For much of its length between Kew Gardens and JFK Airport, Lefferts Boulevard is your typical outerborough congested thoroughfare. Two lanes wide between its northern end at Kew Gardens Road and Rockaway Boulevard in South Ozone Park, traffic often backs up on it at rush hour and on weekends.
But south of Rockaway Boulevard, Lefferts is wider — four lanes in each direction — and less congested.
It is, however, dangerous.
According to city Department of Transportation records, the stretch of Lefferts Boulevard between Rockaway and North Conduit Avenue has seen 211 accidents since 2009, causing 135 injuries and five fatalities — two at the intersection of Lefferts and 135th Avenue and three at the corner of Lefferts and Rockaway boulevards.
Of the 211 accidents, 71 occurred at Lefferts and North Conduit Avenue, which is remarkably higher than average.
“The major intersections, most of them don’t have any more than 20 accidents,” Nichole Altmix, senior project manager for the DOT, said at the Oct. 4 Community Board 10 meeting, where the agency presented a plan for comment. “That’s pretty scary.”
The statistics, part of a study that began in 2009 for the stretch of Lefferts Boulevard in South Ozone Park have led the agency to look at changes to the configuration of the road.
The plan they presented last week would reduce the number of lanes from two in each direction to one between Rockaway Boulevard and 149th Avenue, allowing for a wider parking lane and dedicated left turn lanes. There will be a wider painted median and new crosswalks would be installed.
The lane reduction will also reduce speeds, Altmix said, noting that the road, which the DOT says is used by 495 vehicles per hour at peak times, is notorious for speeders.
“More than 70 percent of cars speed along this stretch,” she said, adding that the DOT has found that converting to a busy one-lane road reduces speeding.
“We believe one lane in each direction can handle the amount of traffic on Lefferts Boulevard,” Altmix said.
Nothing will be touched south of 149th Avenue, but northbound traffic will merge into one lane beginning about 100 feet from that intersection and the left lane will be turned into a turning-only lane to allow traffic to merge into the single lane before the intersection. Altmix said 100 feet of merging traffic will allow it to flow freely.
No changes will be made north of Rockaway Boulevard where Lefferts is one lane both ways for the rest of its length.

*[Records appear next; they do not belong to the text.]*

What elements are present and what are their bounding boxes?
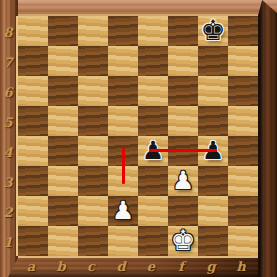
square-h6[interactable]	[228, 76, 258, 106]
rank-label-4: 4	[0, 138, 16, 168]
file-label-g: g	[196, 259, 226, 275]
square-g5[interactable]	[198, 106, 228, 136]
black-king-g8[interactable]: ♚	[198, 16, 228, 46]
square-e5[interactable]	[138, 106, 168, 136]
rank-label-5: 5	[0, 108, 16, 138]
rank-label-3: 3	[0, 168, 16, 198]
square-e2[interactable]	[138, 196, 168, 226]
square-c4[interactable]	[78, 136, 108, 166]
square-g3[interactable]	[198, 166, 228, 196]
square-e7[interactable]	[138, 46, 168, 76]
square-c5[interactable]	[78, 106, 108, 136]
square-a1[interactable]	[18, 226, 48, 256]
square-c2[interactable]	[78, 196, 108, 226]
square-c6[interactable]	[78, 76, 108, 106]
white-pawn-f3[interactable]: ♟	[168, 166, 198, 196]
square-g7[interactable]	[198, 46, 228, 76]
square-b1[interactable]	[48, 226, 78, 256]
square-c1[interactable]	[78, 226, 108, 256]
square-c7[interactable]	[78, 46, 108, 76]
square-d8[interactable]	[108, 16, 138, 46]
board-frame-top	[0, 0, 277, 16]
square-f8[interactable]	[168, 16, 198, 46]
square-f7[interactable]	[168, 46, 198, 76]
square-c8[interactable]	[78, 16, 108, 46]
square-h5[interactable]	[228, 106, 258, 136]
file-label-c: c	[76, 259, 106, 275]
square-e6[interactable]	[138, 76, 168, 106]
square-g2[interactable]	[198, 196, 228, 226]
chessboard-window: ♚♟♟♟♟♚ 87654321abcdefgh	[0, 0, 277, 277]
square-b5[interactable]	[48, 106, 78, 136]
square-b8[interactable]	[48, 16, 78, 46]
rank-label-7: 7	[0, 48, 16, 78]
square-a6[interactable]	[18, 76, 48, 106]
rank-label-2: 2	[0, 198, 16, 228]
square-d5[interactable]	[108, 106, 138, 136]
square-b7[interactable]	[48, 46, 78, 76]
annotation-line-e4-g4	[149, 149, 217, 152]
square-h1[interactable]	[228, 226, 258, 256]
square-a4[interactable]	[18, 136, 48, 166]
square-h3[interactable]	[228, 166, 258, 196]
square-g6[interactable]	[198, 76, 228, 106]
square-b3[interactable]	[48, 166, 78, 196]
annotation-line-d4-d3	[122, 148, 125, 184]
square-f5[interactable]	[168, 106, 198, 136]
square-a7[interactable]	[18, 46, 48, 76]
square-a3[interactable]	[18, 166, 48, 196]
file-label-d: d	[106, 259, 136, 275]
white-pawn-d2[interactable]: ♟	[108, 196, 138, 226]
file-label-e: e	[136, 259, 166, 275]
square-e3[interactable]	[138, 166, 168, 196]
square-a5[interactable]	[18, 106, 48, 136]
square-d1[interactable]	[108, 226, 138, 256]
rank-label-6: 6	[0, 78, 16, 108]
square-c3[interactable]	[78, 166, 108, 196]
rank-label-8: 8	[0, 18, 16, 48]
square-h4[interactable]	[228, 136, 258, 166]
file-label-h: h	[226, 259, 256, 275]
square-b6[interactable]	[48, 76, 78, 106]
white-king-f1[interactable]: ♚	[168, 226, 198, 256]
rank-label-1: 1	[0, 228, 16, 258]
square-b4[interactable]	[48, 136, 78, 166]
square-f2[interactable]	[168, 196, 198, 226]
file-label-f: f	[166, 259, 196, 275]
square-h7[interactable]	[228, 46, 258, 76]
chess-board: ♚♟♟♟♟♚	[18, 16, 258, 256]
file-label-b: b	[46, 259, 76, 275]
file-label-a: a	[16, 259, 46, 275]
square-d7[interactable]	[108, 46, 138, 76]
square-d6[interactable]	[108, 76, 138, 106]
square-a2[interactable]	[18, 196, 48, 226]
square-e8[interactable]	[138, 16, 168, 46]
square-e1[interactable]	[138, 226, 168, 256]
square-b2[interactable]	[48, 196, 78, 226]
square-a8[interactable]	[18, 16, 48, 46]
square-g1[interactable]	[198, 226, 228, 256]
square-h8[interactable]	[228, 16, 258, 46]
board-frame-right	[258, 0, 277, 277]
square-f6[interactable]	[168, 76, 198, 106]
square-h2[interactable]	[228, 196, 258, 226]
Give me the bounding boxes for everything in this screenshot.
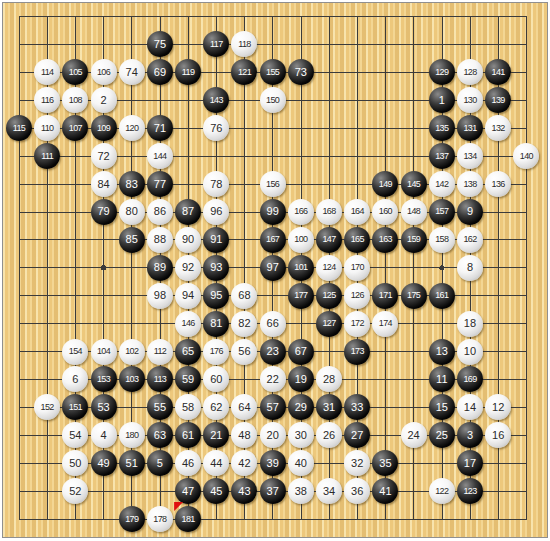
stone-6[interactable]: 6 [62,366,88,392]
stone-55[interactable]: 55 [147,394,173,420]
stone-149[interactable]: 149 [372,171,398,197]
stone-81[interactable]: 81 [203,311,229,337]
stone-137[interactable]: 137 [429,143,455,169]
stone-175[interactable]: 175 [401,283,427,309]
stone-177[interactable]: 177 [288,283,314,309]
stone-79[interactable]: 79 [91,199,117,225]
stone-4[interactable]: 4 [91,422,117,448]
stone-23[interactable]: 23 [260,339,286,365]
stone-98[interactable]: 98 [147,283,173,309]
stone-94[interactable]: 94 [175,283,201,309]
stone-66[interactable]: 66 [260,311,286,337]
stone-18[interactable]: 18 [457,311,483,337]
stone-117[interactable]: 117 [203,31,229,57]
stone-87[interactable]: 87 [175,199,201,225]
stone-56[interactable]: 56 [231,339,257,365]
stone-17[interactable]: 17 [457,450,483,476]
stone-48[interactable]: 48 [231,422,257,448]
stone-99[interactable]: 99 [260,199,286,225]
stone-72[interactable]: 72 [91,143,117,169]
stone-110[interactable]: 110 [34,115,60,141]
stone-91[interactable]: 91 [203,227,229,253]
stone-12[interactable]: 12 [485,394,511,420]
stone-173[interactable]: 173 [344,339,370,365]
stone-1[interactable]: 1 [429,87,455,113]
stone-31[interactable]: 31 [316,394,342,420]
stone-152[interactable]: 152 [34,394,60,420]
stone-96[interactable]: 96 [203,199,229,225]
stone-156[interactable]: 156 [260,171,286,197]
stone-43[interactable]: 43 [231,478,257,504]
stone-77[interactable]: 77 [147,171,173,197]
stone-75[interactable]: 75 [147,31,173,57]
stone-24[interactable]: 24 [401,422,427,448]
stone-63[interactable]: 63 [147,422,173,448]
stone-8[interactable]: 8 [457,255,483,281]
stone-171[interactable]: 171 [372,283,398,309]
stone-68[interactable]: 68 [231,283,257,309]
stone-111[interactable]: 111 [34,143,60,169]
stone-86[interactable]: 86 [147,199,173,225]
stone-154[interactable]: 154 [62,339,88,365]
stone-67[interactable]: 67 [288,339,314,365]
stone-5[interactable]: 5 [147,450,173,476]
stone-118[interactable]: 118 [231,31,257,57]
stone-32[interactable]: 32 [344,450,370,476]
last-move-marker [174,502,183,511]
stone-103[interactable]: 103 [119,366,145,392]
stone-28[interactable]: 28 [316,366,342,392]
stone-159[interactable]: 159 [401,227,427,253]
stone-164[interactable]: 164 [344,199,370,225]
stone-45[interactable]: 45 [203,478,229,504]
stone-115[interactable]: 115 [6,115,32,141]
stone-176[interactable]: 176 [203,339,229,365]
stone-157[interactable]: 157 [429,199,455,225]
stone-100[interactable]: 100 [288,227,314,253]
stone-71[interactable]: 71 [147,115,173,141]
stone-20[interactable]: 20 [260,422,286,448]
stone-160[interactable]: 160 [372,199,398,225]
stone-153[interactable]: 153 [91,366,117,392]
stone-168[interactable]: 168 [316,199,342,225]
stone-78[interactable]: 78 [203,171,229,197]
stone-139[interactable]: 139 [485,87,511,113]
stone-112[interactable]: 112 [147,339,173,365]
stone-180[interactable]: 180 [119,422,145,448]
stone-146[interactable]: 146 [175,311,201,337]
stone-54[interactable]: 54 [62,422,88,448]
stone-16[interactable]: 16 [485,422,511,448]
stone-50[interactable]: 50 [62,450,88,476]
stone-80[interactable]: 80 [119,199,145,225]
stone-129[interactable]: 129 [429,59,455,85]
stone-22[interactable]: 22 [260,366,286,392]
stone-2[interactable]: 2 [91,87,117,113]
stone-143[interactable]: 143 [203,87,229,113]
stone-181[interactable]: 181 [175,506,201,532]
stone-161[interactable]: 161 [429,283,455,309]
stone-179[interactable]: 179 [119,506,145,532]
stone-107[interactable]: 107 [62,115,88,141]
stone-30[interactable]: 30 [288,422,314,448]
stone-25[interactable]: 25 [429,422,455,448]
stone-132[interactable]: 132 [485,115,511,141]
stone-60[interactable]: 60 [203,366,229,392]
stone-53[interactable]: 53 [91,394,117,420]
stone-130[interactable]: 130 [457,87,483,113]
stone-147[interactable]: 147 [316,227,342,253]
stone-106[interactable]: 106 [91,59,117,85]
stone-151[interactable]: 151 [62,394,88,420]
stone-138[interactable]: 138 [457,171,483,197]
stone-35[interactable]: 35 [372,450,398,476]
stone-61[interactable]: 61 [175,422,201,448]
stone-148[interactable]: 148 [401,199,427,225]
stone-39[interactable]: 39 [260,450,286,476]
stone-104[interactable]: 104 [91,339,117,365]
stone-120[interactable]: 120 [119,115,145,141]
stone-163[interactable]: 163 [372,227,398,253]
stone-97[interactable]: 97 [260,255,286,281]
stone-150[interactable]: 150 [260,87,286,113]
stone-57[interactable]: 57 [260,394,286,420]
stone-19[interactable]: 19 [288,366,314,392]
stone-58[interactable]: 58 [175,394,201,420]
stone-170[interactable]: 170 [344,255,370,281]
stone-122[interactable]: 122 [429,478,455,504]
stone-167[interactable]: 167 [260,227,286,253]
stone-165[interactable]: 165 [344,227,370,253]
stone-127[interactable]: 127 [316,311,342,337]
stone-73[interactable]: 73 [288,59,314,85]
stone-26[interactable]: 26 [316,422,342,448]
stone-128[interactable]: 128 [457,59,483,85]
stone-41[interactable]: 41 [372,478,398,504]
stone-125[interactable]: 125 [316,283,342,309]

The DOT’s presentation was met with a blend of skepticism and frustration, mainly deriving from the agency’s reconfiguration of Rockaway Boulevard in Ozone Park and South Ozone Park last year. Coinciding with the opening of Resorts World New York City Casino, the DOT reduced the number of lanes on Rockaway Boulevard from two to one for a stretch eastbound in South Ozone Park and westbound in Ozone Park.
“What you did on Rockaway Boulevard is a mess,” said Margaret Finnerty, president of the Richmond Hill South Civic Association.
Queens DOT Commissioner Maura McCarthy defended the changes on Rockaway Boulevard.
McCarthy said the Rockaway Boulevard changes are proven to have worked because fatalities and accidents are down along the route.
CB 10 members expressed a number of concerns over the new plan for Lefferts Boulevard, including what would be done about double-parked cars and trucks. McCarthy said the wider parking lane is meant to accommodate double-parkers.
“We don’t want people to double-park, but we have to acknowledge reality,” she said.
Donna Gilmartin, CB 10 member and president of the Locust Grove Civic Association, suggested the change could cause trucks and other traffic to divert to 114th Street to avoid Lefferts Boulevard traffic, aggravating an already existing problem, a concern echoed by CB 10 member Frank Dardani, who said he has seen similar problems occur after DOT changes on Rockaway and Woodhaven boulevards.
“Every time DOT does traffic calming, it diverts traffic onto residential streets,” he said.
Dardani suggested building traffic islands on Lefferts Boulevard to keep vehicles from driving over the yellow lines in the center of the street, something the DOT did not promise, but agreed to look at.
“We like to be conservative,” Altmix said. “We don’t want to take everything away at the start.”
McCarthy also took a suggestion to add countdown clocks to Lefferts Boulevard, adding that the thoroughfare is one being considered for installation of the pedestrian safety devices.
The representatives from the DOT also entertained a suggestion to end the changes at 135th Avenue instead of 149th Avenue, which would keep Lefferts Boulevard as is for the one-block stretch that includes stores and restaurants including Foodtown and Don Peppe. A few members of the community board suggested the reduction to one lane would negatively affect the parking lot at Foodtown which exits onto Lefferts Boulevard.
The concerns over the plan led Peter Granickas, one of the more outspoken members of CB 10, to suggest the DOT take back a radical suggestion.
“I think you need to scrap all of this and start over with something new,” he said.